Notably, accumulating evidence has shown that the circadian photo-period is initiated in the fetus in utero [32, 33]. Surgical disconnection of the fetal hypothalamus and pituitary result in abolished daily fetal plasma melatonin and prolactin rhythms [34]. Although it is difficult to discern whether the circulation of reproductive hormones in fetuses originated from the ewes, the placenta, or the fetus itself, the hormone curve similarities between the ewes and fetuses in both the control and experimental groups suggests that the main influence is maternal.

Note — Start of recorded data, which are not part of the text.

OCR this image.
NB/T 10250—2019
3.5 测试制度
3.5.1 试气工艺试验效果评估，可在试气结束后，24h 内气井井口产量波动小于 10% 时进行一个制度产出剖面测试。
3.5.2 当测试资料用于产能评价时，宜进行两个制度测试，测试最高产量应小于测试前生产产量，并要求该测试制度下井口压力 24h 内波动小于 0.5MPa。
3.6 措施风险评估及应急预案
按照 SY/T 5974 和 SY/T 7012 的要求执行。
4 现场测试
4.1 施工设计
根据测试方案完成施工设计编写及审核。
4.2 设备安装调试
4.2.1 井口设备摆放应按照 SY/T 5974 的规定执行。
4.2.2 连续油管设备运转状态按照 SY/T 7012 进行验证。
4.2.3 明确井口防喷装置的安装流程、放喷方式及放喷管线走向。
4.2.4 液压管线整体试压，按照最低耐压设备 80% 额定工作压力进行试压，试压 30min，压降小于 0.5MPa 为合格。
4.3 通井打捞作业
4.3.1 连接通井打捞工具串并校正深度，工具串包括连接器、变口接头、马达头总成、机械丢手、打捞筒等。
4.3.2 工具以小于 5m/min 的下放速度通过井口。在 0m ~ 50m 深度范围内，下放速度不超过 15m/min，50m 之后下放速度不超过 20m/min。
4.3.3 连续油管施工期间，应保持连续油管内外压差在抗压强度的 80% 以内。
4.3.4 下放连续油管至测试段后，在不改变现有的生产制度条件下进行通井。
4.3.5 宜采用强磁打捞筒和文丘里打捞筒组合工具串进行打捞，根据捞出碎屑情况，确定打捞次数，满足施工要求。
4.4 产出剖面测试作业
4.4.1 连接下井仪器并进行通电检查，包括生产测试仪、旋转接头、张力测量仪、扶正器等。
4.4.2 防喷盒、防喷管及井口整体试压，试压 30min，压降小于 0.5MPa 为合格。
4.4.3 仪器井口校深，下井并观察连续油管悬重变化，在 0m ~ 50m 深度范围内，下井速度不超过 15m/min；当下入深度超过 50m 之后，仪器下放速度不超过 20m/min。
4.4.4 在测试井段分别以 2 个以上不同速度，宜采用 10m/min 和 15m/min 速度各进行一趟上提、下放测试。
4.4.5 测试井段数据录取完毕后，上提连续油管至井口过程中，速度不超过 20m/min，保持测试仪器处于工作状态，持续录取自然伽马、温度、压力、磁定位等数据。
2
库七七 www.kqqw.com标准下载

In conclusion, to the best of our knowledge, this study was the first to show that dark deprivation not only influenced FSH and LH levels, but also affected estradiol and progesterone secretion at late gestation in fetal sheep, indicating that disruption of the photo-period during pregnancy could influence fetal reproductive hormone secretion. Further investigation is needed to determine whether those changes during pregnancy cause problems in fetal development as well as long-term health or the development of disease.